BEN SPENCER analyses the good news graphs the experts didn’t show you 

Four times yesterday we were told that Covid numbers are going in the wrong direction.

Cases are up, hospital admissions are up and deaths are up, the grim press conference informed the nation.

Sir Patrick Vallance, the Government’s chief scientific adviser, warned: ‘This is headed in the wrong direction. There’s no cause for complacency here at all.’

Professor Chris Whitty, the chief medical officer, agreed. ‘This is definitely heading the wrong way.’ Some 71 Covid deaths were yesterday recorded across the UK.

A little over six months ago, on March 21 – two days before the nation was plunged into lockdown – exactly the same number of deaths were reported.

The Government is desperate to avoid the virus suddenly running out of control. If cases spike, it could overwhelm the NHS. But all the signs suggest this is not on the cards. Yes, cases are worryingly high. Yes, hospital admissions have doubled in a week. And yes, 71 deaths are a tragedy

The symmetry is chilling and the message from Boris Johnson and his advisers was clear: Follow the rules, toe the line, or we will have no choice but to lock the country down once again. Warning that the nation is at a ‘critical moment’, the PM said: ‘We will not hesitate to take further measures that would, I’m afraid, be more costly than the ones we have put into effect now.’
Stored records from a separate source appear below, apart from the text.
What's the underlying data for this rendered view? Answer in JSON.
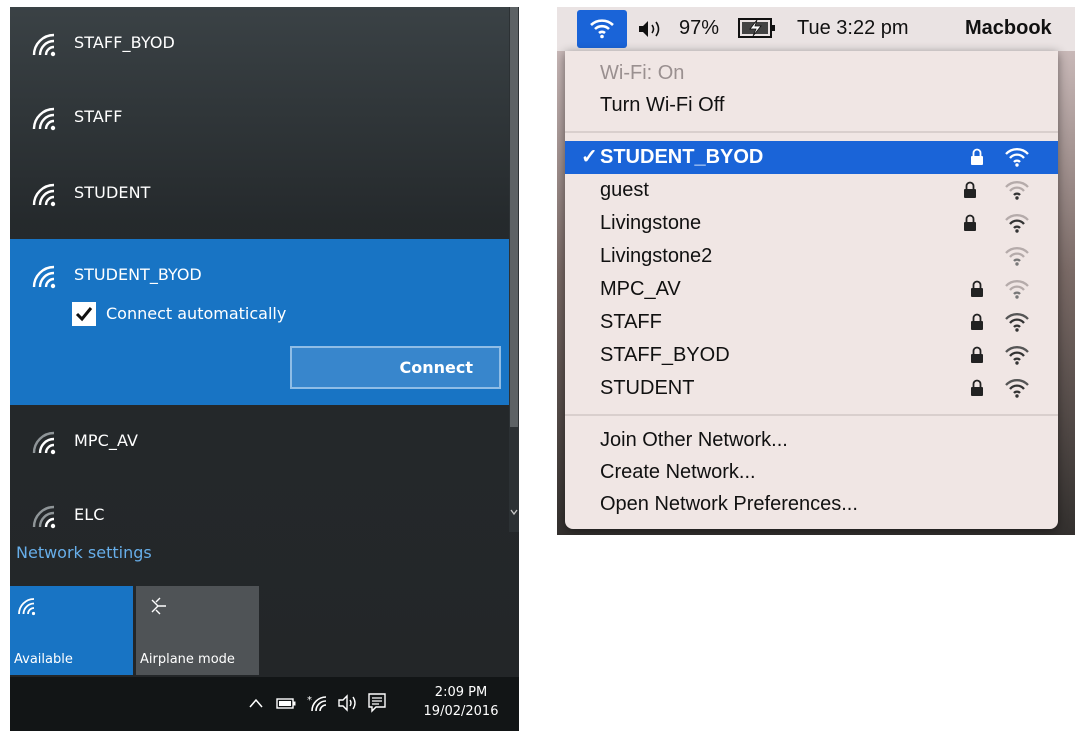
{
  "windows": {
    "networks": [
      {
        "name": "STAFF_BYOD"
      },
      {
        "name": "STAFF"
      },
      {
        "name": "STUDENT"
      },
      {
        "name": "STUDENT_BYOD"
      },
      {
        "name": "MPC_AV"
      },
      {
        "name": "ELC"
      }
    ],
    "selected": {
      "name": "STUDENT_BYOD",
      "connect_automatically_label": "Connect automatically",
      "connect_automatically_checked": true,
      "connect_button": "Connect"
    },
    "network_settings_link": "Network settings",
    "quick_actions": [
      {
        "label": "Available",
        "icon": "wifi-icon",
        "active": true
      },
      {
        "label": "Airplane mode",
        "icon": "airplane-icon",
        "active": false
      }
    ],
    "taskbar": {
      "time": "2:09 PM",
      "date": "19/02/2016"
    },
    "colors": {
      "accent": "#1874c4",
      "link": "#67aee9",
      "panel_bg": "#202426"
    }
  },
  "mac": {
    "menubar": {
      "battery_percent": "97%",
      "clock": "Tue 3:22 pm",
      "user": "Macbook"
    },
    "wifi_status": "Wi-Fi: On",
    "turn_off": "Turn Wi-Fi Off",
    "selected_network": "STUDENT_BYOD",
    "checkmark": "✓",
    "networks": [
      {
        "name": "STUDENT_BYOD",
        "locked": true,
        "selected": true
      },
      {
        "name": "guest",
        "locked": true,
        "selected": false
      },
      {
        "name": "Livingstone",
        "locked": true,
        "selected": false
      },
      {
        "name": "Livingstone2",
        "locked": false,
        "selected": false
      },
      {
        "name": "MPC_AV",
        "locked": true,
        "selected": false
      },
      {
        "name": "STAFF",
        "locked": true,
        "selected": false
      },
      {
        "name": "STAFF_BYOD",
        "locked": true,
        "selected": false
      },
      {
        "name": "STUDENT",
        "locked": true,
        "selected": false
      }
    ],
    "actions": {
      "join_other": "Join Other Network...",
      "create": "Create Network...",
      "preferences": "Open Network Preferences..."
    },
    "colors": {
      "highlight": "#1a64d8",
      "menu_bg": "#f0e6e4"
    }
  }
}
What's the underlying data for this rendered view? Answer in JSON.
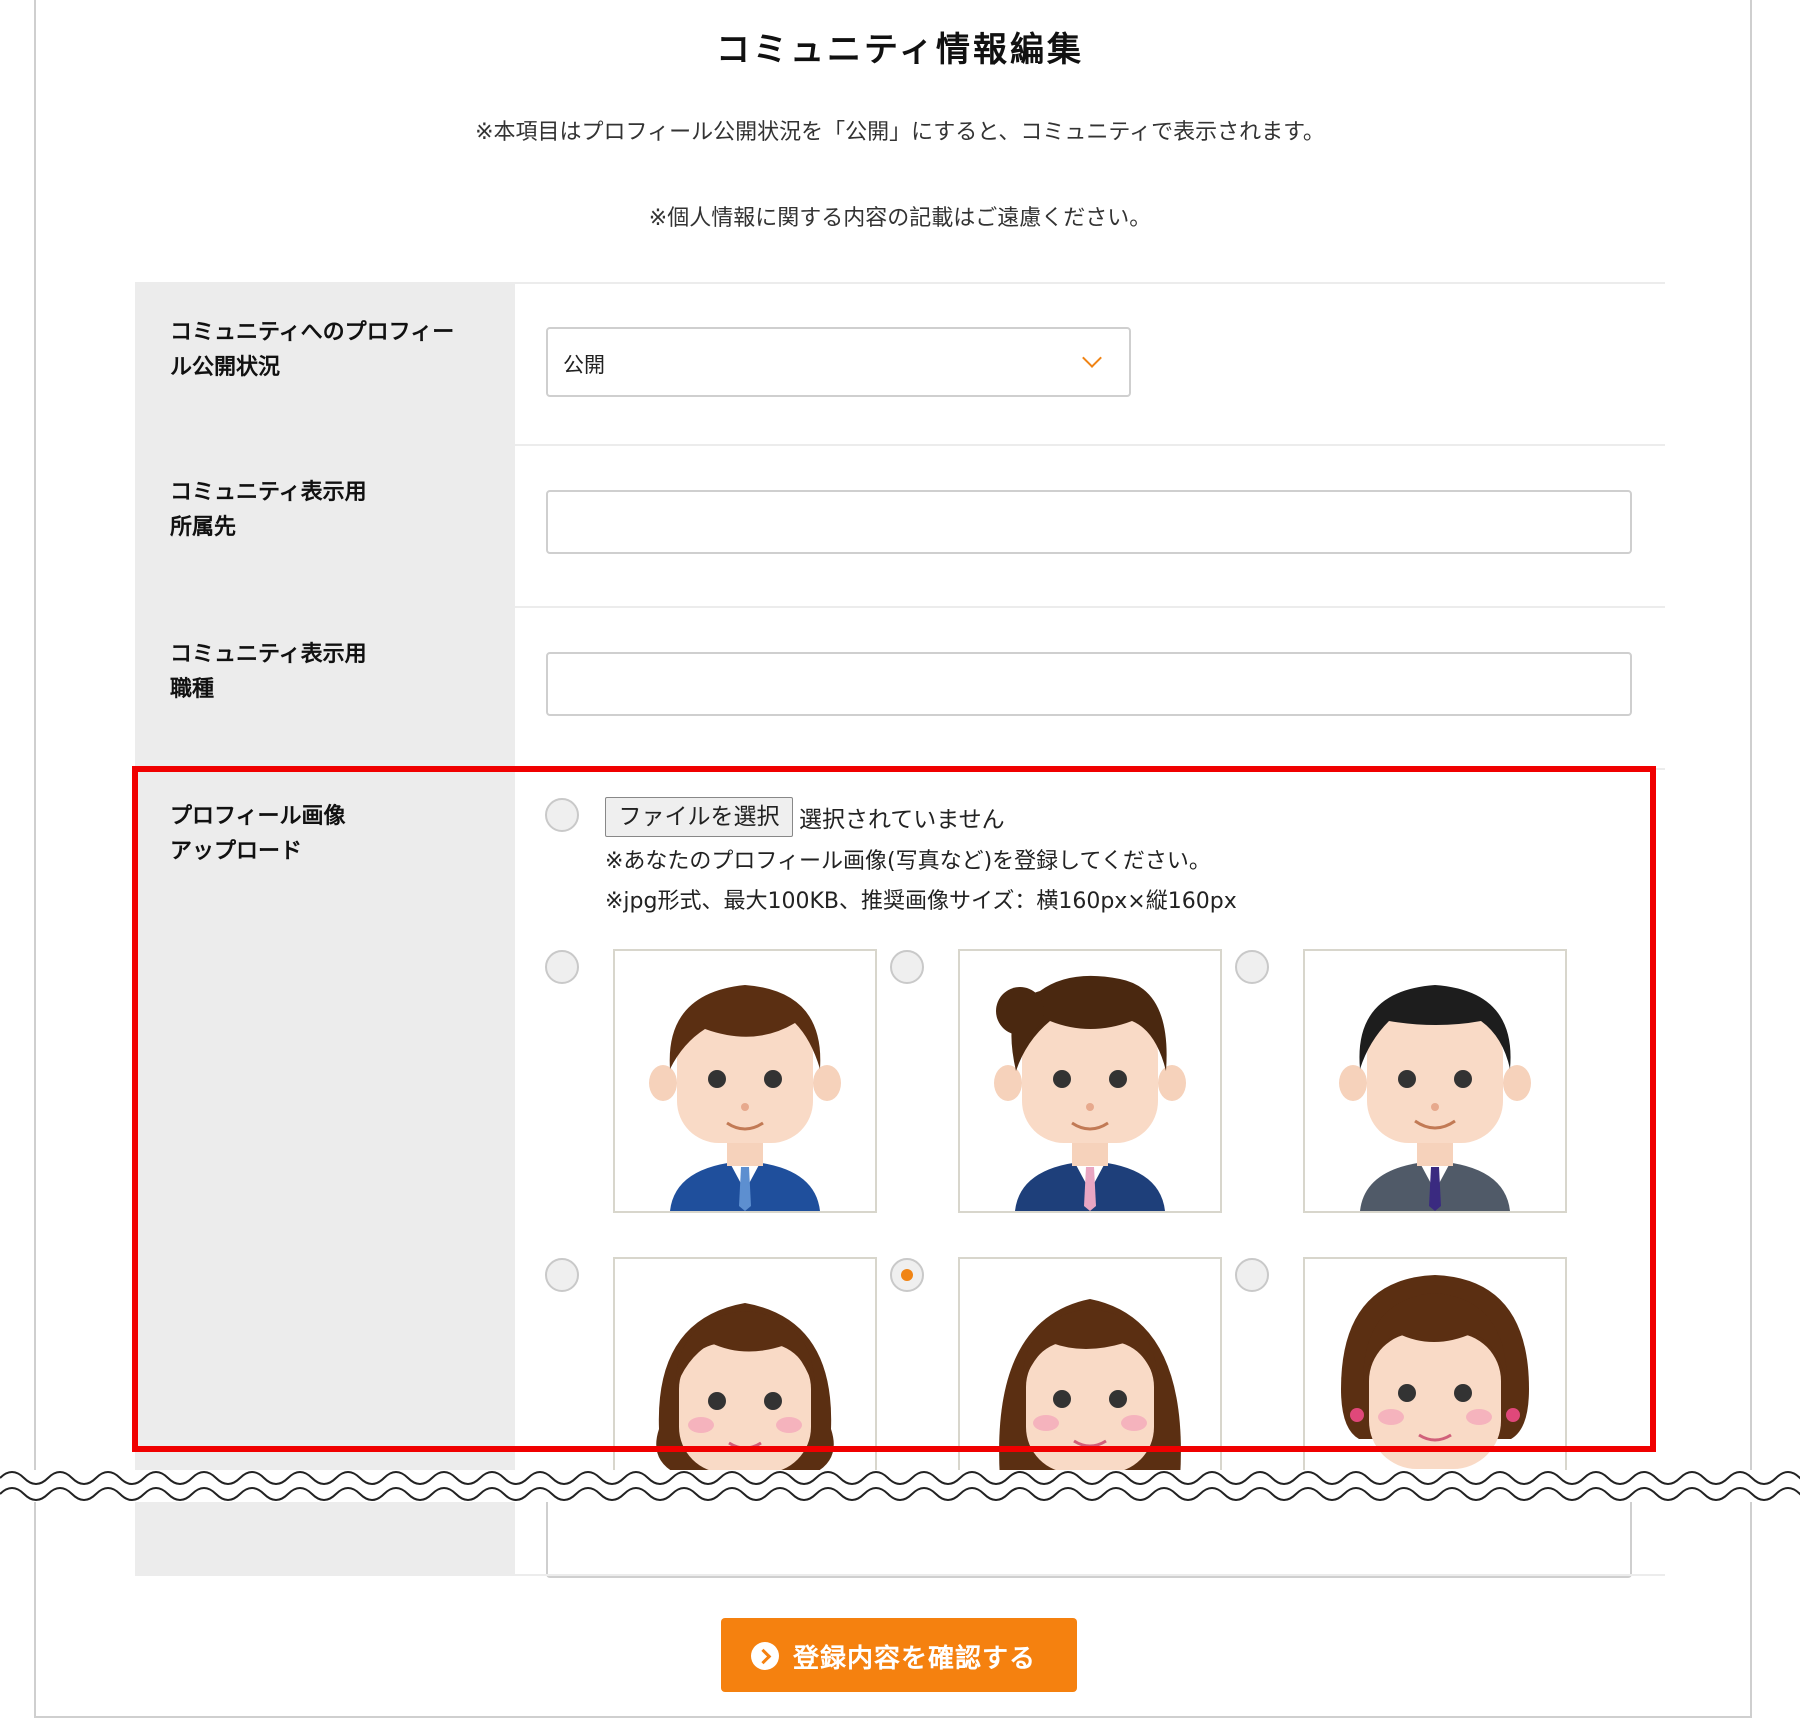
{
  "page": {
    "title": "コミュニティ情報編集",
    "note1": "※本項目はプロフィール公開状況を「公開」にすると、コミュニティで表示されます。",
    "note2": "※個人情報に関する内容の記載はご遠慮ください。"
  },
  "form": {
    "visibility": {
      "label_line1": "コミュニティへのプロフィー",
      "label_line2": "ル公開状況",
      "value": "公開"
    },
    "affiliation": {
      "label_line1": "コミュニティ表示用",
      "label_line2": "所属先",
      "value": ""
    },
    "occupation": {
      "label_line1": "コミュニティ表示用",
      "label_line2": "職種",
      "value": ""
    },
    "profile_image": {
      "label_line1": "プロフィール画像",
      "label_line2": "アップロード",
      "file_button": "ファイルを選択",
      "file_status": "選択されていません",
      "hint1": "※あなたのプロフィール画像(写真など)を登録してください。",
      "hint2": "※jpg形式、最大100KB、推奨画像サイズ：横160px×縦160px",
      "selected_avatar": "avatar-female-2",
      "avatars": [
        "avatar-male-1",
        "avatar-male-2",
        "avatar-male-3",
        "avatar-female-1",
        "avatar-female-2",
        "avatar-female-3"
      ]
    }
  },
  "submit_label": "登録内容を確認する",
  "colors": {
    "accent": "#f5810f",
    "highlight": "#f00000",
    "label_bg": "#ececec"
  }
}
But although cases and deaths are, indeed, heading up, Britain is in a much better position than it was in the spring. On March 21, when 71 people died of Covid, we were at the start of a rising curve that was about to soar.

A few days later the daily death toll had hit 1,000. Cases were doubling every three to four days, Professor Whitty reminded us yesterday. The last time he and Sir Patrick appeared together at Downing Street, some ten days ago, they said that cases were doubling every seven days.

Even that now seems like a pessimistic forecast. In reality, the data suggests cases are rising far more slowly, perhaps doubling as slowly as every 21 days.

This may seem like nitpicking, after all, if cases are rising, then so will hospital admissions and deaths will inevitably follow.

Sir Patrick and Professor Whitty often look to France and Spain, which are said to be two to three weeks ahead of the UK in their trajectories. Although both countries have far higher cases than Britain, they have not seen anything like the spike seen in the spring

Sir Patrick and Professor Whitty often look to France and Spain, which are said to be two to three weeks ahead of the UK in their trajectories. Although both countries have far higher cases than Britain, they have not seen anything like the spike seen in the spring

But the speed of the rise, the gradient of the graph, is crucial when the cost of action to flatten the curve would be so high.

The Government is desperate to avoid the virus suddenly running out of control. If cases spike, it could overwhelm the NHS.

But all the signs suggest this is not on the cards. Yes, cases are worryingly high. Yes, hospital admissions have doubled in a week. And yes, 71 deaths are a tragedy.

But all these figures have been increasing very gradually for a number of weeks.

And a major study by Imperial College London, based on tens of thousands of tests, last night suggested that the rate of growth may even be slowing. It estimated the crucial R rate has dropped to 1.1 – from a peak of roughly 1.5 the week before – suggesting that recent restrictions are working. Exponential growth does not seem imminent.

Sir Patrick and Professor Whitty often look to France and Spain, which are said to be two to three weeks ahead of the UK in their trajectories.

Although both countries have far higher cases than Britain, they have not seen anything like the spike seen in the spring.

Daily cases in both countries stand at about 12,000, if the seven-day rolling average is looked at, which flattens out the peaks and troughs of day-to-day reporting.

This figure has stayed roughly level in France over the past week, and in Spain it has actually dropped slightly. Deaths in both countries are also high – France has about twice Britain’s daily deaths and Spain about triple.

But, again, both have stayed fairly stable in the past fortnight.

Neither country has seen the virus run out of control, as it did in the spring. Much has been made of the 7,000 new coronavirus cases reported in Britain yesterday and the day before.Although these are the highest figures on record, last spring the country was doing only a fraction of the testing, so only a tiny proportion of cases were detected.

If we had been carrying out the same number of tests then, as we are now, we are likely to have seen between 80,000 and 100,000 infections per day.

By that measure what we are currently experiencing is more a ripple than a second wave. The PM is acutely aware of the costs of more restrictions. After a series of bruising headlines about missed cancer screenings during the last shutdown, he was quick to stress last night that the NHS remains open for business.

His officials predict that 74,000 people will die as an indirect result of the spring lockdown – many because they stayed away from hospitals.

Mr Johnson must be sure, before ordering a repeat, that the cure is not worse than the disease.